Cela dépend du positionnement de la destination. D’habitude les petites destinations ne s’appuient pas sur un tourisme de masse. Pour elles, l’utilisation de robots ne semble pas être une solution faisable. Les robots sont appropriés pour de plus grandes capacités ou surfaces avec un trafic touristique plus dense. Ils peuvent améliorer la compétitivité de grandes entreprises en rendant le service de livraison plus amusant et divertissant, ou bien en réduisant les coûts opérationnels et de la sorte, les prix.

 

La Polynésie française (Tahiti et ses îles), en plus d’être qualifiée de destination exotique promeut l’authenticité de l’accueil de son peuple. Selon votre opinion, est-il possible de concilier cette identité à la robotisation dans le secteur du tourisme ?

 

Les technologies, robots inclus, ne sont que des outils. Il n’y a aucun besoin absolu d’avoir recours aux robots juste parce que c’est à la mode ou parce qu’on vous a dit de le faire. L’adoption des robots requière une analyse stricte des coûts/bénéfices pluridirectionnelle. Cela inclus les coûts financiers et non financiers ainsi que les bénéfices.

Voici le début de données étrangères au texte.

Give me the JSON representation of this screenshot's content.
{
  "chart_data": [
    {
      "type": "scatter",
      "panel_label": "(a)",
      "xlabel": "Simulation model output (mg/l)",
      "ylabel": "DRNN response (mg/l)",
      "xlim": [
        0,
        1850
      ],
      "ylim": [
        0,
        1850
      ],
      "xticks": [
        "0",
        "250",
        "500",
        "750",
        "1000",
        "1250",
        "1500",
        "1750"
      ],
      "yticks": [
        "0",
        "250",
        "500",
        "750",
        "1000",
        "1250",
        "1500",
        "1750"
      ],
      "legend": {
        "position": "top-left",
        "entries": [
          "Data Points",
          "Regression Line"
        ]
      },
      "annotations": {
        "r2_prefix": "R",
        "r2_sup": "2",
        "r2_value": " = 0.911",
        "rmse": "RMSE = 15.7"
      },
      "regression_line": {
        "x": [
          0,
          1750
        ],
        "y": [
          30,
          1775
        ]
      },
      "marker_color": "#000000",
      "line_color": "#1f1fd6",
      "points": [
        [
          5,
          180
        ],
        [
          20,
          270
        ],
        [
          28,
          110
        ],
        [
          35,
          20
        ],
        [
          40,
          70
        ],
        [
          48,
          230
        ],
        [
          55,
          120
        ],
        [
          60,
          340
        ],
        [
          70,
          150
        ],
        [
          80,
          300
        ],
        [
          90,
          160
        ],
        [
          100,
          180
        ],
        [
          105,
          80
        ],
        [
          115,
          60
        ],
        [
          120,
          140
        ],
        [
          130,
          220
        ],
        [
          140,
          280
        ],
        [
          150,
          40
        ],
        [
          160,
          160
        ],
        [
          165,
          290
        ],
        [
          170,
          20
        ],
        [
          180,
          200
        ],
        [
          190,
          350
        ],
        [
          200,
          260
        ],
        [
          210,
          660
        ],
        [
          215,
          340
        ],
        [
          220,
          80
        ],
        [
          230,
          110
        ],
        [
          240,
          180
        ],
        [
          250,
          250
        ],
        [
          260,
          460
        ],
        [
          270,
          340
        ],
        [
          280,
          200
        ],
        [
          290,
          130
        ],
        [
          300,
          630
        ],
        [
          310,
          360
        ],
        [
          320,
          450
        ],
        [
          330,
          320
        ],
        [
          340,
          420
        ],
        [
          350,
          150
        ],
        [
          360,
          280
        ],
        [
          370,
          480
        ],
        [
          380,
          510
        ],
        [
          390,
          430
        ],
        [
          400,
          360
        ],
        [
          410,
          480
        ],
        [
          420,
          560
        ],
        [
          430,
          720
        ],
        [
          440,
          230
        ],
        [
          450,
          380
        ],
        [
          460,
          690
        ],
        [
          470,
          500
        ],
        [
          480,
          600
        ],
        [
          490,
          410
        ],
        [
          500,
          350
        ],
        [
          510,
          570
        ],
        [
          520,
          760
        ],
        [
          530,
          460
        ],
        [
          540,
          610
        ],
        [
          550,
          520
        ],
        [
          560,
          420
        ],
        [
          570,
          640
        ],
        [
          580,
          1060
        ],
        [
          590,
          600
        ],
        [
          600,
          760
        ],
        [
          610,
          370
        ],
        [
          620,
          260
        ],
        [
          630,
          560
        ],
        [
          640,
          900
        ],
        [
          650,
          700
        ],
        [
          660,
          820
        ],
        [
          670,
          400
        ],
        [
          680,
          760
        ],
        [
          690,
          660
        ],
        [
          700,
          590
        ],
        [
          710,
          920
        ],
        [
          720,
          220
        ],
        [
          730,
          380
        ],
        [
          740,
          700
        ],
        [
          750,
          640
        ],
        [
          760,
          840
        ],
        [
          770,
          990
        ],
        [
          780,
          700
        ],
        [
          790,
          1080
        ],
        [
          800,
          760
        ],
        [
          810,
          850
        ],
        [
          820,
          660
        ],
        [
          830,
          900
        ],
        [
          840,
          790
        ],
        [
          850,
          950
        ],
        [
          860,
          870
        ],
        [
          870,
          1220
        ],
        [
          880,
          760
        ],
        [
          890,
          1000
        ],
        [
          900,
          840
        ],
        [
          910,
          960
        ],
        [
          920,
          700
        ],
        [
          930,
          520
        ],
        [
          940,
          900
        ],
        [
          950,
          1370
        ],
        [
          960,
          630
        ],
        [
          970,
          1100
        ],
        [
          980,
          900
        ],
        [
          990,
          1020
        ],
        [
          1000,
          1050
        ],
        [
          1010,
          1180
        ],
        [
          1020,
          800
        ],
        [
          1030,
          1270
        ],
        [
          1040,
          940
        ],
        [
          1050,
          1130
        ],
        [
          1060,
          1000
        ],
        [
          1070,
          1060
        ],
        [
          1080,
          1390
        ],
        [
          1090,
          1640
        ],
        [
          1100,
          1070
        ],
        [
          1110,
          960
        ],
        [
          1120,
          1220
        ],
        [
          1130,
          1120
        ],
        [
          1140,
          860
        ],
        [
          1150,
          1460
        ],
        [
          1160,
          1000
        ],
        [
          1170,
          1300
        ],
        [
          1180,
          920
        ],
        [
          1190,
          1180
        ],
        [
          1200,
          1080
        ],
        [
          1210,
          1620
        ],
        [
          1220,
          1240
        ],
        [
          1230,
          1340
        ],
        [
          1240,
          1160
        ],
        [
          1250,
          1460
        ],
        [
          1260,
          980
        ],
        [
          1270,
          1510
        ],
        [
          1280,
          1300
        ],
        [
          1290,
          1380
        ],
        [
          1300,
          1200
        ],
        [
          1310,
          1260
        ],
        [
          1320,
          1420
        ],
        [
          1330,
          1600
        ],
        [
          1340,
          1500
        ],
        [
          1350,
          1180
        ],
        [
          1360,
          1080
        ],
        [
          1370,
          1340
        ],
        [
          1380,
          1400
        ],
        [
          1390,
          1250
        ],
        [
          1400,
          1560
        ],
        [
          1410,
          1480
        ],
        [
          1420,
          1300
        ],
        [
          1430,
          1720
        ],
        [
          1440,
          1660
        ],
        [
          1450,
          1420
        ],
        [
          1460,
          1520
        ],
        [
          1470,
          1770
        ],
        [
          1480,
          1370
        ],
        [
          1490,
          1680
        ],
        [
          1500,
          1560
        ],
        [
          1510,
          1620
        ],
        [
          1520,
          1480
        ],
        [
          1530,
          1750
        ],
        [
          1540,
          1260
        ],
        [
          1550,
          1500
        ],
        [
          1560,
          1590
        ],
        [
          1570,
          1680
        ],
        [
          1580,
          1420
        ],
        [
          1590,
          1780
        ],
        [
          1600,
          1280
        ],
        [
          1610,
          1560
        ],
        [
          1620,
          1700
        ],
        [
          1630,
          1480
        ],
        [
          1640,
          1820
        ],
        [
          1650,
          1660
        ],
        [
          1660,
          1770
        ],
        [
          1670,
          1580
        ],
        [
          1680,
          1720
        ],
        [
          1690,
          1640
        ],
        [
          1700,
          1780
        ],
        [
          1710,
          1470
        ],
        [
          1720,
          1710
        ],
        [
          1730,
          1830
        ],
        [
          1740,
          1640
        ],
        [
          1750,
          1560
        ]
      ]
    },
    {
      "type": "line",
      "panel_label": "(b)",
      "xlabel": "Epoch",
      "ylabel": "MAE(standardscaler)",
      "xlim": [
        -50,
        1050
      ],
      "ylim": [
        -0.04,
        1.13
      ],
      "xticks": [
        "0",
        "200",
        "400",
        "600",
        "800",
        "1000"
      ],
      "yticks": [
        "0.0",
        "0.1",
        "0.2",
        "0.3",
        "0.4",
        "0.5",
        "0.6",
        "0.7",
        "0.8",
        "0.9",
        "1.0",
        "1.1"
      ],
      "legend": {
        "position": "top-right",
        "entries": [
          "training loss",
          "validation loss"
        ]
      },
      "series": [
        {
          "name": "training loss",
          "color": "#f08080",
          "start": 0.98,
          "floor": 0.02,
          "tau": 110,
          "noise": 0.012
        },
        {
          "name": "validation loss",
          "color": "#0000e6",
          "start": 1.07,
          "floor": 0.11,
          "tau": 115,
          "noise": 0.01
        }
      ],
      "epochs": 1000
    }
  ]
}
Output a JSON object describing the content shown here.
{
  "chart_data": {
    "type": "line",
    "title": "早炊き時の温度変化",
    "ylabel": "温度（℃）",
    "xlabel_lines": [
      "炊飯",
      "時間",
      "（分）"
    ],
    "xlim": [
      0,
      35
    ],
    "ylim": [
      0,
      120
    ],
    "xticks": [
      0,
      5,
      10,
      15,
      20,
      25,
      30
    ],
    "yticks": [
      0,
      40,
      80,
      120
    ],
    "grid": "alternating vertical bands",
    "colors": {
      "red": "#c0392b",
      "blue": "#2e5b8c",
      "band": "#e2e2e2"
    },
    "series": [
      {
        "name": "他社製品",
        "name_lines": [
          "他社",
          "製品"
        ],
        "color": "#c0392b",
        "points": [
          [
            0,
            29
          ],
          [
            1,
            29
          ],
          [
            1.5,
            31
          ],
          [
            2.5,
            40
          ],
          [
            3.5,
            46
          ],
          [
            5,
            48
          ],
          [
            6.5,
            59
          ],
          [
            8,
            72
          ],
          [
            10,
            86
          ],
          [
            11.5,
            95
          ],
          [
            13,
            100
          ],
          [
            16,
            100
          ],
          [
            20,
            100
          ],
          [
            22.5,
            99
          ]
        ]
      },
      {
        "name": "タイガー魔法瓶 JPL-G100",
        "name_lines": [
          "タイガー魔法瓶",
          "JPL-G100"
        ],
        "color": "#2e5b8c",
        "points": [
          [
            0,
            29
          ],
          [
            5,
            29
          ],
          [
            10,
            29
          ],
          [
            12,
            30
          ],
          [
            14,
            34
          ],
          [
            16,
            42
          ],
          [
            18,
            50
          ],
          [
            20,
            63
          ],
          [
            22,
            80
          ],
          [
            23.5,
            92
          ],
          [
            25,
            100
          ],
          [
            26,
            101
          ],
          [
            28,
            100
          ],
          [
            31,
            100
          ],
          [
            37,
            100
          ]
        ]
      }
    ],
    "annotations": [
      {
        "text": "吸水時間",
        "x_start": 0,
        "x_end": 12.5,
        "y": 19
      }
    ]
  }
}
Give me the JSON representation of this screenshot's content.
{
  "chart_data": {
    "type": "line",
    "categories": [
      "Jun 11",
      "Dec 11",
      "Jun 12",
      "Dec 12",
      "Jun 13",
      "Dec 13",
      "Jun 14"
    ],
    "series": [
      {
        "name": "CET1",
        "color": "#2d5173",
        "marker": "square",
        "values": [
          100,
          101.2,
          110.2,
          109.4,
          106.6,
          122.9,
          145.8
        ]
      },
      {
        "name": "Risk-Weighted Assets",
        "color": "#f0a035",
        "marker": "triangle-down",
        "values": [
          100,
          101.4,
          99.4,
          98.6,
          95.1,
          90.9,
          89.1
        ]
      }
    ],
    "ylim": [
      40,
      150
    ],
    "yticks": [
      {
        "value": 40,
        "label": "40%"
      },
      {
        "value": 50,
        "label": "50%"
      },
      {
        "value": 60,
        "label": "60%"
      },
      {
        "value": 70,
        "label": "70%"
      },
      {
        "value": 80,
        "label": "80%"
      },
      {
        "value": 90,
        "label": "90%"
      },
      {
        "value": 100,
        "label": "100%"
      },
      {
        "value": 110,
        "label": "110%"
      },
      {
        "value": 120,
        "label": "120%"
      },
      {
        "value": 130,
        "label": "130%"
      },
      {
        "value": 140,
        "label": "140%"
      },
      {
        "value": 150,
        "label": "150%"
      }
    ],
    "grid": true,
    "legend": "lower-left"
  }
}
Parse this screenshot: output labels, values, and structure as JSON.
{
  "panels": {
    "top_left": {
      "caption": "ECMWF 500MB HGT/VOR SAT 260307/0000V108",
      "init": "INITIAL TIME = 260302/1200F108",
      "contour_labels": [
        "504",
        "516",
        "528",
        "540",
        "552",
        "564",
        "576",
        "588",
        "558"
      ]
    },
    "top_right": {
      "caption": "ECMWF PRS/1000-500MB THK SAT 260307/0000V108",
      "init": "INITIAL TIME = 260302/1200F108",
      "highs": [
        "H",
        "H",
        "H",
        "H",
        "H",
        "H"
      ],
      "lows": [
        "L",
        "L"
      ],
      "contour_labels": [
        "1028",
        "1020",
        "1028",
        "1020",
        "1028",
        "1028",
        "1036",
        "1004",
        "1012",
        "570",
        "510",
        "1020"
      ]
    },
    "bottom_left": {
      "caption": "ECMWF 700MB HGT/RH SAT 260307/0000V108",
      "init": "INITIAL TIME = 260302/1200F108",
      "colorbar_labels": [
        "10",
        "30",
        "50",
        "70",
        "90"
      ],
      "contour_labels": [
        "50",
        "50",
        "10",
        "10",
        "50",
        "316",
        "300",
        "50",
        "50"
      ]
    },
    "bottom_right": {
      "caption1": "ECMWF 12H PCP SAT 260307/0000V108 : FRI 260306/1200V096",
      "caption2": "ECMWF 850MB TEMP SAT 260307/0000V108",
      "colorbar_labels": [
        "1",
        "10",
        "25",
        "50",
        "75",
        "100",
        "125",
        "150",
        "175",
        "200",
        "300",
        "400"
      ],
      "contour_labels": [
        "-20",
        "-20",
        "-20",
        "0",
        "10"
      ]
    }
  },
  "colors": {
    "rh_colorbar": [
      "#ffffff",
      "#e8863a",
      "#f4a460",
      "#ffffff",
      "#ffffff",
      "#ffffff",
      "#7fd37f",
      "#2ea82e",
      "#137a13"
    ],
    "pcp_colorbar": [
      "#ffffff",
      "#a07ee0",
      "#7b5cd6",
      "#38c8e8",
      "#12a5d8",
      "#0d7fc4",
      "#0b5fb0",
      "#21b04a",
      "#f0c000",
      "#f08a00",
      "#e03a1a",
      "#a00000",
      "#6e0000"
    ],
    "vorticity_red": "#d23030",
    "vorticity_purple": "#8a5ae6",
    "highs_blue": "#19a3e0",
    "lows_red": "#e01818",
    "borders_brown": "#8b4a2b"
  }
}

Une des plus importantes directions de l’analyse des coûts financiers repose dans le positionnement de la compagnie ou de la destination quant aux robots. Si la compagnie / destination offre exclusivement des produits « high touch », alors il n’y a absolument aucune raison d’introduire des robots. En réalité, l’utilisation de robots viendrait ruiner l’image de la compagnie / destination. De plus, dans le cas particulier de la Polynésie française, les clients choisissent la destination pour sa nature, sa beauté, sa sérénité, son climat, son service et l’exclusivité de la destination. Ils payent un prix fort pour avoir accès à ces attributs. Utiliser des robots en Polynésie française n’aurait aucun sens d’un point de vue marketing parce que cela serait en contradiction avec le positionnement de la destination, ses arguments de vente uniques et les attributs de la destination que les clients recherchent. Il n’y a aucune raison financière non plus pour l’utilisation de robots à bas prix et cela ne fournirait pas un avantage comparatif aux complexes hôteliers en Polynésie française. Les robots pourraient être utilisés tout au plus pour le nettoyage et la désinfection des lieux mais jamais pour interagir avec les clients.

 

Faites-vous confiance aux robots ?

 

Oui bien sûr ! Mon slogan fétiche est d’ailleurs « In robots we trust ! » (Nous faisons confiance aux robots). Je leur fais confiance, car ils sont prévisibles, ils travaillent d’une manière prédéterminée, ils ne se plaignent pas, ils ne radotent pas, ils ne se soustraient pas au travail et ils font ce que l’on attend d’eux. Évidemment, ils s’usent et nécessitent de la maintenance mais les humains tombent malades et ont besoin de manger également. Les robots peuvent nous faciliter le quotidien si nous apprenons à les utiliser intelligemment.